I’d thought that being in a relationship would help me with my depression and while it has and while it has definitely helped cut down on the suicidal thoughts what has ramped up to replace them is self loathing.
It doesn’t help that we’ve both been comfort eating so my weight is piling on and I haven’t had the energy to go to the gym or do anything but comfort eat. I’m trying to make a mental resolution to draw a line under it but it isn’t easy. I’m trying to get my head straight so I can drop at least some of this weight before the end of the year but keep getting put off by the fact that I was telling myself this in January and I just got fatter.
He keeps telling me that I’m beautiful and that he loves me but I just can’t see why. My brain constantly reminds me of the fact I probably look terrible while we’re having sex, that he can see my double chin really badly from the angle he’s sat at on the sofa… that if I was thinner I could wear all the nerdy shirts in my wardrobe that are currently neglected.
It’s weird because he says the same about himself, that he can’t understand how I can think he’s attractive… Sometimes we are just too strangely similar.
I was thinking the other day about how when I composed my mental list of attributes that I wanted my other half to have that, while he does tick so many, there are a few that he doesn’t. But then when I examined the ones he didn’t it was all stuff that I had an issue with myself about. Like I couldn’t cope with someone who had the same flaws as me or that reminded me of bad things from the past. And yet here I am. In love with this goofy man.
I’m trying to support him at the moment and trying to keep on at work with me working out my notice but its hard. I can feel myself sliding backwards again and I’m trying not to. I’m trying to look super efficient at work and get things done but I’m terrified about my new impending job. I’m trying to make more of an effort socially but it’s just draining me. I’m trying to get back on the diet wagon but the idea of ‘depriving myself’ of crap foods makes me feel like life isn’t worth it. I’m trying to see myself as he sees me but it just makes things worse. The more he tells me how beautiful I am the more I feel ugly.
Which is just so fucking stupid and so ungrateful.
There are so many people going through crap at the moment and there’s nothing I can do to help them and so I feel sad and small.

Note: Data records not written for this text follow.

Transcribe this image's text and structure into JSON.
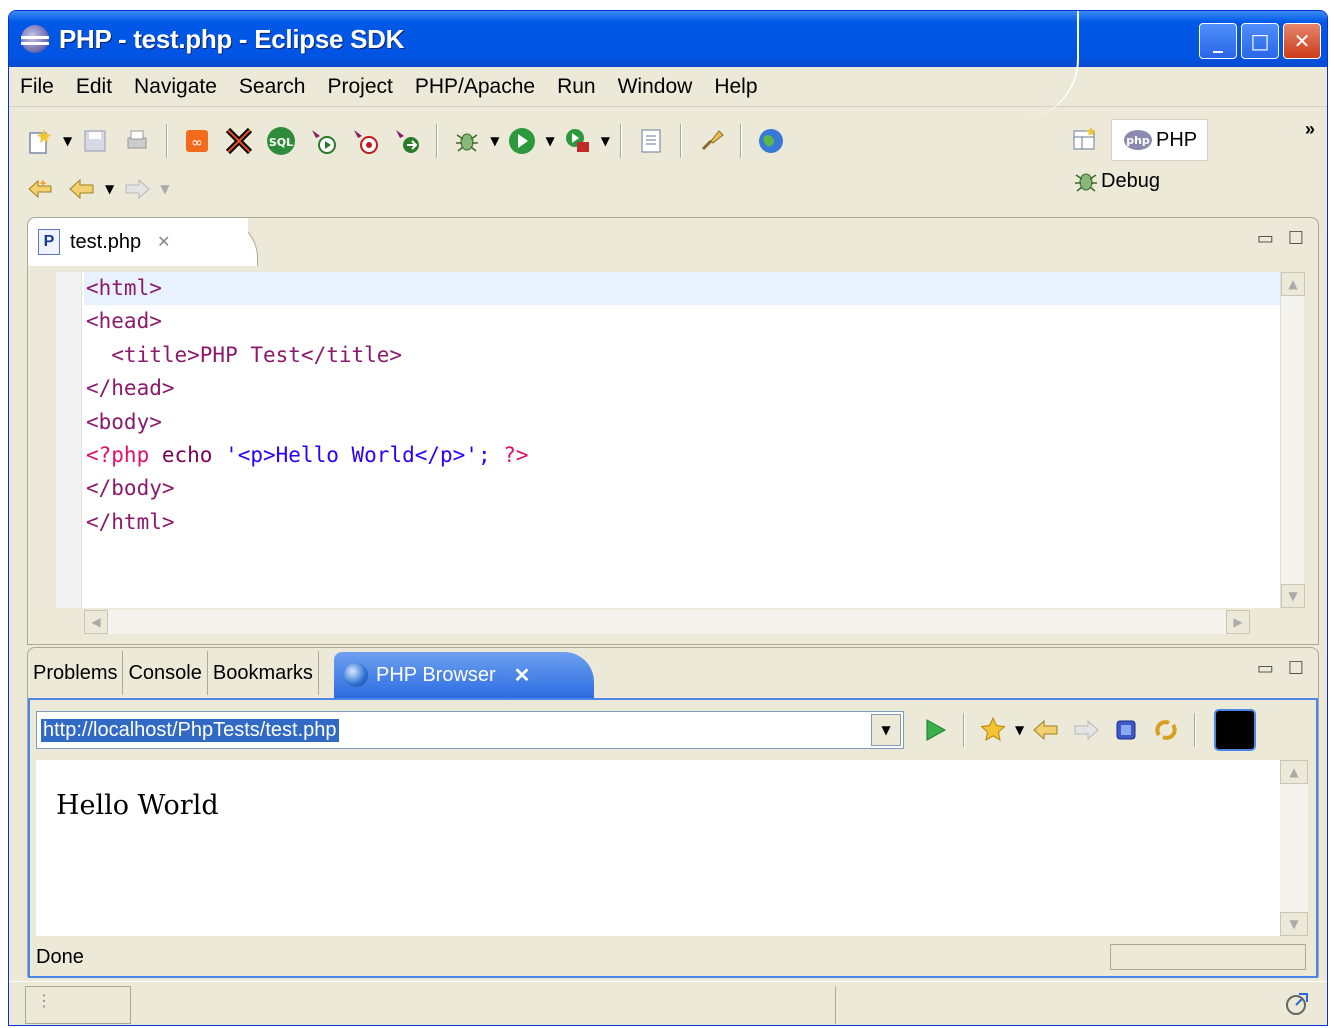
{
  "window": {
    "title": "PHP - test.php - Eclipse SDK",
    "min_label": "_",
    "max_label": "□",
    "close_label": "✕"
  },
  "menu": [
    "File",
    "Edit",
    "Navigate",
    "Search",
    "Project",
    "PHP/Apache",
    "Run",
    "Window",
    "Help"
  ],
  "perspectives": {
    "php_label": "PHP",
    "debug_label": "Debug",
    "more_label": "»"
  },
  "editor": {
    "tab_label": "test.php",
    "tab_close": "✕",
    "lines": [
      {
        "a": "<html>",
        "b": "",
        "c": "",
        "d": ""
      },
      {
        "a": "<head>",
        "b": "",
        "c": "",
        "d": ""
      },
      {
        "a": "  <title>PHP Test</title>",
        "b": "",
        "c": "",
        "d": ""
      },
      {
        "a": "</head>",
        "b": "",
        "c": "",
        "d": ""
      },
      {
        "a": "<body>",
        "b": "",
        "c": "",
        "d": ""
      },
      {
        "a": "",
        "b": "<?php ",
        "c": "echo ",
        "d": "'<p>Hello World</p>'; ",
        "e": "?>"
      },
      {
        "a": "</body>",
        "b": "",
        "c": "",
        "d": ""
      },
      {
        "a": "</html>",
        "b": "",
        "c": "",
        "d": ""
      }
    ]
  },
  "bottom_tabs": [
    "Problems",
    "Console",
    "Bookmarks"
  ],
  "browser": {
    "tab_label": "PHP Browser",
    "tab_close": "✕",
    "url": "http://localhost/PhpTests/test.php",
    "page_text": "Hello World",
    "status": "Done"
  }
}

Work is hell at the moment. It’s like some sort of negativity vortex.. which is good at convincing me that going was exactly the right thing to do but also not good in that I still have to keep showing up and pretending to do things even though there isn’t a great deal I can do. I’ve had three people crying in my office today about various terrible things that are going on…
My mom was talking about me retraining some time ago but I already have one worthless degree so what is the point in having another?
It’s funny… in that I still have the thing where I long for the annihilation of the planet and still think that the majority of human beings are just bags of meat. When all this crap between America and Korea has gone off I haven’t been scared, it’s just made me feel more tired. It just made me think ‘ugh but I bet that we’ll still survive and things will just be more effort and I’ll just get killed by supermutants trying to heat a can of beans’. This is so selfish and inhuman and not right given that I know so many people I care for have kids etc etc…
But at the same time I love the idea of humanity getting wiped out. The planet sorting itself out, destroying all the concrete…. What do we truly do to benefit anyone other than ourselves?
It’s not even a vindictive thought. I’m not thinking about people suffering… just not existing anymore. Which I guess is possibly more messed up.
I’m just so fucking tired and I’m sick of human beings and their self absorbed twattery bringing misery to themselves and others.